Урожай достанется Ленину и Троцкому. О Ленине Керенский размышляет вскоре после того, как тот с «ненужным грохотом lt;…gt; прокатил через Германию – а зачем? только подорвал свой авторитет в массах». Керенский успокаивает себя (как успокаивает себя, а не только публику Чернов в рассудительной статье об «однолинейном», фанатичном, «преданном революционному делу», но никак не опасном и даже смешном Ленине, как успокаивают себя, ухватившись за «комизм» Ленина другие социалисты[71]). И в то же время Керенский словно благодарит Ленина за то, что при обсуждении вопроса о реэмигрантах удалось нанести удар Милюкову, пытавшемуся не пустить радикальных революционеров в Россию (Керенский отводит эти «потуги» министра иностранных дел не только из страха перед левым флангом демократии, но и дабы повысить собственную популярность). И надеется очаровать и просветить «фанатика», получить его признание («Да вот что: посетить бы самому Ленина там, в логове, разъяснить ему, – ведь он оторвался от России lt;…gt; около него нет никого, кто помог бы ему ориентироваться. Да как два выдающихся социалиста – разве они не нашли бы общего языка?» – и далее о том, что Ленин «в своей циммервальдской глубине прав», и о земляческих – по Симбирску – связях; Хлестакову не чужды мечтательные настроения Манилова). Но главное его чувство – подавленный (а все же мерцающий) страх. «Но нет, постеснялся поехать: во-первых, всё-таки унизиться, а во-вторых – как бы не оскорбил публично, с него станет» (12).
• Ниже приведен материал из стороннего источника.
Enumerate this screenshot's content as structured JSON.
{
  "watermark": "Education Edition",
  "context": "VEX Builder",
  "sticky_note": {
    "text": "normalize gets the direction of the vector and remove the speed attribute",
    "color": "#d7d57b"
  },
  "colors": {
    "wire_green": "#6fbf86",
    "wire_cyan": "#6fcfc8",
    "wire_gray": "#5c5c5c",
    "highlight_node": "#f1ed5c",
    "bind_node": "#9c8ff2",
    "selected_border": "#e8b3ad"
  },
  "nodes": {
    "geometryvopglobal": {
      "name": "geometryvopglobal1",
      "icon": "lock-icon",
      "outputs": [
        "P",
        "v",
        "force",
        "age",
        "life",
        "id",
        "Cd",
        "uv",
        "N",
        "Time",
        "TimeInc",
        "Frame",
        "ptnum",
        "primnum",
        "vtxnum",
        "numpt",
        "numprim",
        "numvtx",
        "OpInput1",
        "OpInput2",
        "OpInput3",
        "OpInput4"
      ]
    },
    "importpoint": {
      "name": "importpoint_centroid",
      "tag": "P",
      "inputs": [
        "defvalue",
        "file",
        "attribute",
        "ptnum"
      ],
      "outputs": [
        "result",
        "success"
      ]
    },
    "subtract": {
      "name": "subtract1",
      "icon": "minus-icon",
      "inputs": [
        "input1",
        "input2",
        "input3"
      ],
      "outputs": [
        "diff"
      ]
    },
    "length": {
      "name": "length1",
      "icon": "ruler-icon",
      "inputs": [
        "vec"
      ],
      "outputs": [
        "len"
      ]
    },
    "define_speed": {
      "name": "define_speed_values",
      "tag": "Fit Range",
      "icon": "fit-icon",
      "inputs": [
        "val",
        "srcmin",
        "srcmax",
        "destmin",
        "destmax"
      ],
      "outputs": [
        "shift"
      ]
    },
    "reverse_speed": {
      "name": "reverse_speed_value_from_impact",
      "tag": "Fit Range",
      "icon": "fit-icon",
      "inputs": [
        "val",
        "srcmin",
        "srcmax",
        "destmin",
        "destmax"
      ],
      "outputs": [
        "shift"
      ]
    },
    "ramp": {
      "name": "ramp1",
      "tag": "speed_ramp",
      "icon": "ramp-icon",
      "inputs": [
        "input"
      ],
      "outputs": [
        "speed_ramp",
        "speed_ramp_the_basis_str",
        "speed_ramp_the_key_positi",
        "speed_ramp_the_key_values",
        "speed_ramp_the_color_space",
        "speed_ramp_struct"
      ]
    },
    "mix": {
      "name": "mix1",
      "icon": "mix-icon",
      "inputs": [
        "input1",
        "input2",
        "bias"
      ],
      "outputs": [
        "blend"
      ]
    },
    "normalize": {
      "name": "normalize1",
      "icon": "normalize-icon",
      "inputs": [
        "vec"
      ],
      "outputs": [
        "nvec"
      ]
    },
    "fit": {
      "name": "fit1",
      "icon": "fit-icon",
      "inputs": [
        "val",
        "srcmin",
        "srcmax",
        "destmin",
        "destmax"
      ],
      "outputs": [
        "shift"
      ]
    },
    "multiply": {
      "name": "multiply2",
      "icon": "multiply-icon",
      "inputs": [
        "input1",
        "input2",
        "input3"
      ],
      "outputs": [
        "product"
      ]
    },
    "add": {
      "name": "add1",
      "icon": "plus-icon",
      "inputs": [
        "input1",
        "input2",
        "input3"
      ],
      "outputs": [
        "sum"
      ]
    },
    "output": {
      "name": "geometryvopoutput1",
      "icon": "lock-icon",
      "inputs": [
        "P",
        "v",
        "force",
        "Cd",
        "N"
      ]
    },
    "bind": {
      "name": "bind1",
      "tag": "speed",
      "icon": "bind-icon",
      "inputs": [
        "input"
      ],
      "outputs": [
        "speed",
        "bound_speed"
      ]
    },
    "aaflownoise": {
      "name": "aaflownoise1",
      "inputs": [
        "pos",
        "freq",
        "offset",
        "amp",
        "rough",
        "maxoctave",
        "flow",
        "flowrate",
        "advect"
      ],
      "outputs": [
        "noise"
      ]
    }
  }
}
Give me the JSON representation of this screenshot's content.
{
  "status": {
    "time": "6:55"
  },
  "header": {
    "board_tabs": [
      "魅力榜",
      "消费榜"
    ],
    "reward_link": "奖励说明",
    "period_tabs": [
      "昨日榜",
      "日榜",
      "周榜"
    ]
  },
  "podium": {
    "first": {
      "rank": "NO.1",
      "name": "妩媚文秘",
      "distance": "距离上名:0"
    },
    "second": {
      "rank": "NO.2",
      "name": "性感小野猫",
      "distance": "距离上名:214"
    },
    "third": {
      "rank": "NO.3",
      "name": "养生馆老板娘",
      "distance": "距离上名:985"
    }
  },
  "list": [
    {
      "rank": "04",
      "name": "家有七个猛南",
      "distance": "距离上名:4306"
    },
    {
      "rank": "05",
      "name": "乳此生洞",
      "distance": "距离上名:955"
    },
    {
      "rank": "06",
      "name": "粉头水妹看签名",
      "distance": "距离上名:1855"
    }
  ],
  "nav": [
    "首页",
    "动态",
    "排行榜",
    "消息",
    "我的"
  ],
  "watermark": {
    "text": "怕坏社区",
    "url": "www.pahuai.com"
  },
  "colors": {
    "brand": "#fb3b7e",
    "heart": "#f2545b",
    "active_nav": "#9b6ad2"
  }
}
Этот страх, страх не только перед «демократической» братией, петроградской толпой, революционизировавшимися солдатами, но и перед самим Лениным, определит линию поведения Керенского после кризиса, когда он – министр юстиции – фактически сорвет расследование случившихся преступлений. И страх этот, что никогда не отпустит Керенского (при всей самоослепленности своей чующего ленинскую силу), принципиально отличается от тактической осторожности Ленина, с ходу принявшегося громить всех и вся, но до поры не трогающего министра юстиции: «(Керенский – тоже русский Луи Блан, и опаснейший агент империалистической буржуазии, и классический образец измены делу революции, и балалайка, – но по нему пока не бить: слишком популярен в массах.)» – 15. Пассаж о Керенском дан в скобках: то ли Ленин этими соображениями не делится даже с ближайшими подручными, то ли акцентирует особую секретность сюжета. Пройдут без малого три недели, и Троцкий, обращаясь к Совету, второй заповедью революции назовет «строжайший контроль над собственными вашими вождями» (184). Всеми вождями – без оговорки о Керенском. И хотя в тот раз (он первый день в России) Совет покорить ему не удалось, очень скоро его обжигающая риторика станет пьянить и подчинять революционные массы куда сильнее, чем слишком логичные, слишком красивые, слишком «культурные» речи Керенского. Силу ораторского дара Троцкого Солженицын дает нам ощутить в посвященных ему главах, сгруппированных в конце Четвертого Узла (176, 179, 184), в контексте которых бессилие неиссякаемых речей Керенского и его грядущий проигрыш совершенно очевидны. Как устоять Керенскому с его рассиропленными ламентациями («И мы пойдем к новой цели железными батальонами, скованными дисциплиной! Я зову вас к вере, без которой мёртв разум» – 182), если заговорил Троцкий, «содрогаясь сам от взрыва внутреннего снаряда:
– Бр-рошен факел революции в пор-роховой погреб капитализма!! Наша революция открывает новую эпоху крови и железа!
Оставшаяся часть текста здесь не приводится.